Possible hidden network traffic

[liderbug]

Starting here because I don't where else to start. We have a 12M Qwest DSL line, PK5000. There is my computer, Linux FC13, my wife's computer M$ W7. I can run the Qwest DSL Speed test and get 10+ (ok, I'm getting shortchanged but I'll take that up with them). After a minute or two when my wife boots her computer she starts eating up 40% of the bandwidth. Her light on the PK5000 is non-stop running. When I run the speed test I get 6.2 - step over and unplug her cable and I get 10.2. She has AVG, MalwareBytes and Windows Defender running but I'm concerned she's been hijacked and is pumping spam. My tcpdump shows a lot of sher.ssdp > 239.255.255.250.ssdp traffic. Google doesn't seem to think it's a big deal. And it seems that when her computer is in use the bandwidth is ok - then about a minute (or 2) later(idle) ... here we go again. I just loaded ettercap but so far it doesn't show what is causing here light to run so hard. Advise?
Thanks
Chuck

[AndrewSerk]

If you have two network cards in your F13 box you could put your F13 box between the DSL modem and your MS7 box and use wireshark to capture packets and see what is being transferred.

[William Haller]

Is it possible that at boot her computer is downloading all the new AVG, and the like updates as well as checking for W7 updates and is thus network intensive for a bit? I'd go with the gateway test Andrew Serk mentioned and run wireshark to see what is really going on.

[stevea]

If you don't have a second enet ofr a hub (not switch), then put wireshark on the Win PC and "shark" the packets.
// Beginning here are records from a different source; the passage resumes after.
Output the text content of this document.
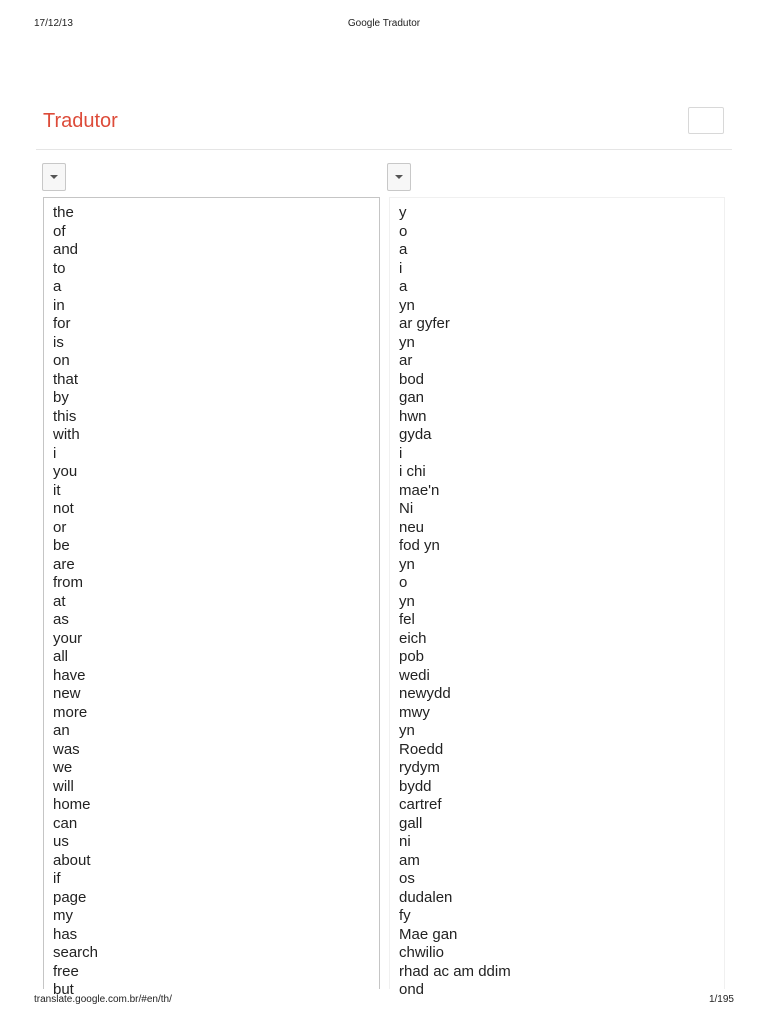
17/12/13	Google Tradutor
Tradutor
the
of
and
to
a
in
for
is
on
that
by
this
with
i
you
it
not
or
be
are
from
at
as
your
all
have
new
more
an
was
we
will
home
can
us
about
if
page
my
has
search
free
but
y
o
a
i
a
yn
ar gyfer
yn
ar
bod
gan
hwn
gyda
i
i chi
mae'n
Ni
neu
fod yn
yn
o
yn
fel
eich
pob
wedi
newydd
mwy
yn
Roedd
rydym
bydd
cartref
gall
ni
am
os
dudalen
fy
Mae gan
chwilio
rhad ac am ddim
ond
translate.google.com.br/#en/th/	1/195
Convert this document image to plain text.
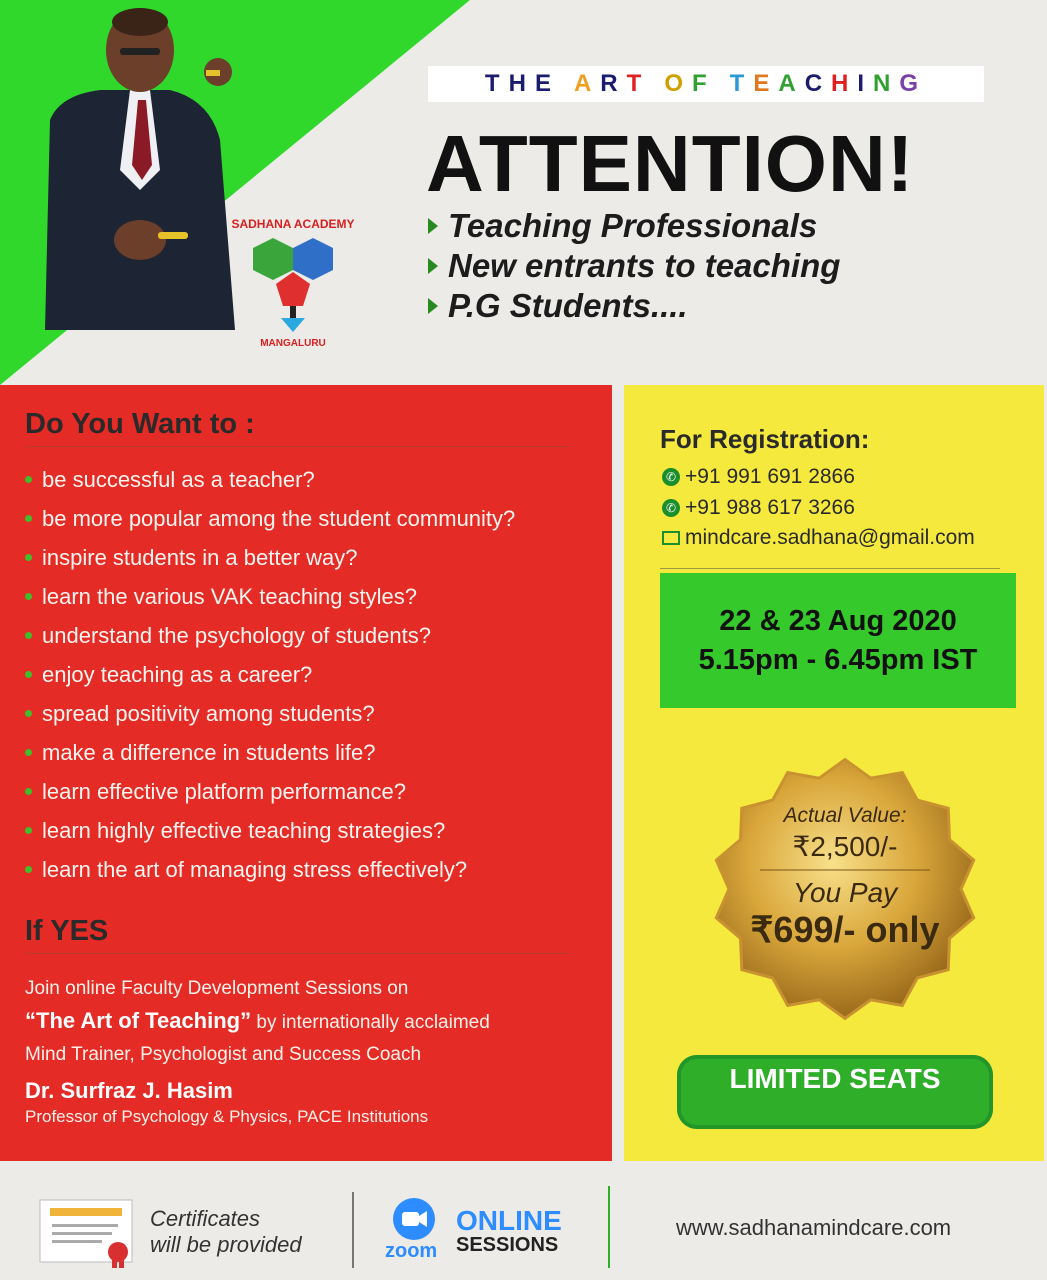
SADHANA ACADEMY
MANGALURU
T H E A R T O F T E A C H I N G
ATTENTION!
Teaching Professionals
New entrants to teaching
P.G Students....
Do You Want to :
be successful as a teacher?
be more popular among the student community?
inspire students in a better way?
learn the various VAK teaching styles?
understand the psychology of students?
enjoy teaching as a career?
spread positivity among students?
make a difference in students life?
learn effective platform performance?
learn highly effective teaching strategies?
learn the art of managing stress effectively?
If YES
Join online Faculty Development Sessions on
“The Art of Teaching” by internationally acclaimed
Mind Trainer, Psychologist and Success Coach
Dr. Surfraz J. Hasim
Professor of Psychology & Physics, PACE Institutions
For Registration:
✆ +91 991 691 2866
✆ +91 988 617 3266
mindcare.sadhana@gmail.com
22 & 23 Aug 2020
5.15pm - 6.45pm IST
Actual Value:
₹2,500/-
You Pay
₹699/- only
LIMITED SEATS
Certificates
will be provided	zoom
ONLINE
SESSIONS
www.sadhanamindcare.com
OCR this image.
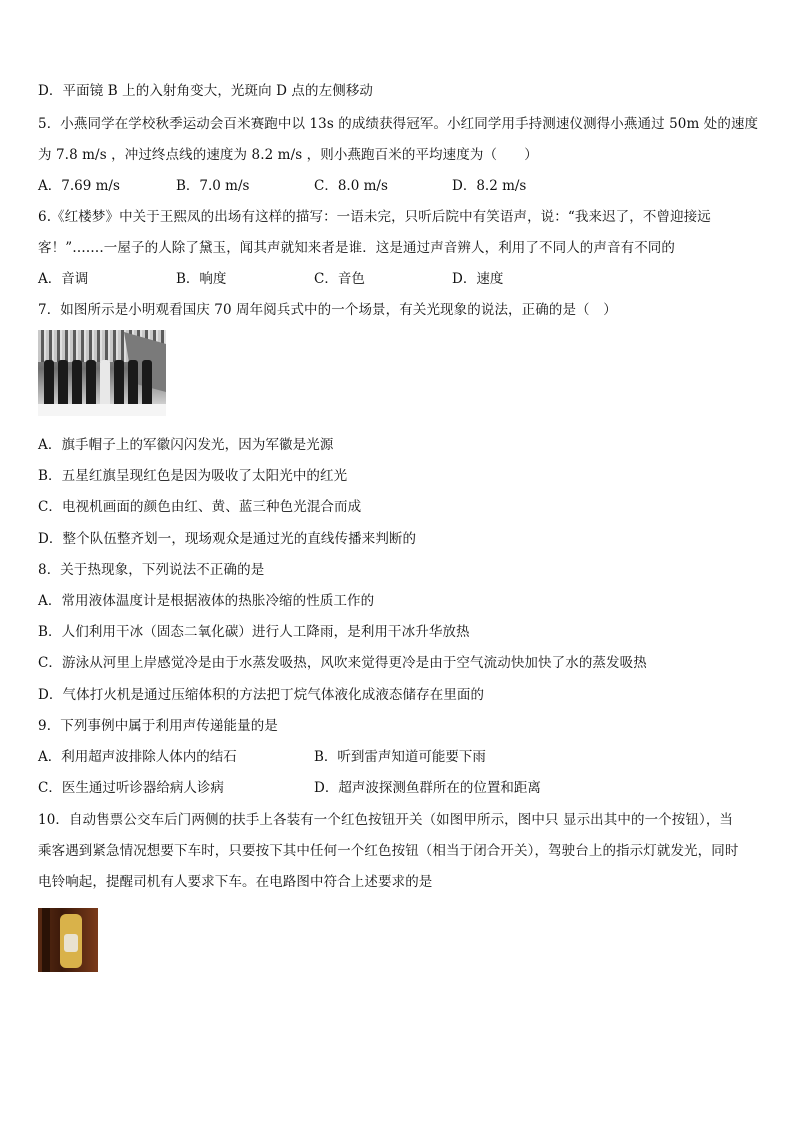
D．平面镜 B 上的入射角变大，光斑向 D 点的左侧移动
5．小燕同学在学校秋季运动会百米赛跑中以 13s 的成绩获得冠军。小红同学用手持测速仪测得小燕通过 50m 处的速度
为 7.8 m/s ，冲过终点线的速度为 8.2 m/s ，则小燕跑百米的平均速度为（　　）
A．7.69 m/s	B．7.0 m/s	C．8.0 m/s	D．8.2 m/s
6.《红楼梦》中关于王熙凤的出场有这样的描写：一语未完，只听后院中有笑语声，说：“我来迟了，不曾迎接远
客！”…….一屋子的人除了黛玉，闻其声就知来者是谁．这是通过声音辨人，利用了不同人的声音有不同的
A．音调	B．响度	C．音色	D．速度
7．如图所示是小明观看国庆 70 周年阅兵式中的一个场景，有关光现象的说法，正确的是（　）
A．旗手帽子上的军徽闪闪发光，因为军徽是光源
B．五星红旗呈现红色是因为吸收了太阳光中的红光
C．电视机画面的颜色由红、黄、蓝三种色光混合而成
D．整个队伍整齐划一，现场观众是通过光的直线传播来判断的
8．关于热现象，下列说法不正确的是
A．常用液体温度计是根据液体的热胀冷缩的性质工作的
B．人们利用干冰（固态二氧化碳）进行人工降雨，是利用干冰升华放热
C．游泳从河里上岸感觉冷是由于水蒸发吸热，风吹来觉得更冷是由于空气流动快加快了水的蒸发吸热
D．气体打火机是通过压缩体积的方法把丁烷气体液化成液态储存在里面的
9．下列事例中属于利用声传递能量的是
A．利用超声波排除人体内的结石	B．听到雷声知道可能要下雨
C．医生通过听诊器给病人诊病	D．超声波探测鱼群所在的位置和距离
10．自动售票公交车后门两侧的扶手上各装有一个红色按钮开关（如图甲所示，图中只 显示出其中的一个按钮），当
乘客遇到紧急情况想要下车时，只要按下其中任何一个红色按钮（相当于闭合开关），驾驶台上的指示灯就发光，同时
电铃响起，提醒司机有人要求下车。在电路图中符合上述要求的是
You want to see what is happening.

[liderbug]

I think I've got it fixed - time will tell.

239.255.255.250 SSDP NOTIFY - the only traffic on the her box - over & over & over.....

1. Start Registry Editor (Regedt32.exe).
2. Locate and click the following key in the registry:
HKEY_LOCAL_MACHINE\Software\Microsoft\DirectPlayNA THelp\DPNHUPnP
3. On the Edit menu, click Add Value, and then add the following registry value:
Value name: UPnPMode
Data type: REG_DWORD
Value data: 2 ---- although another page said set to 0 so I did
4. Quit Registry Editor.

at least it "seems" to be a whole lot better.

Thanks for the wireshark - it did the trick.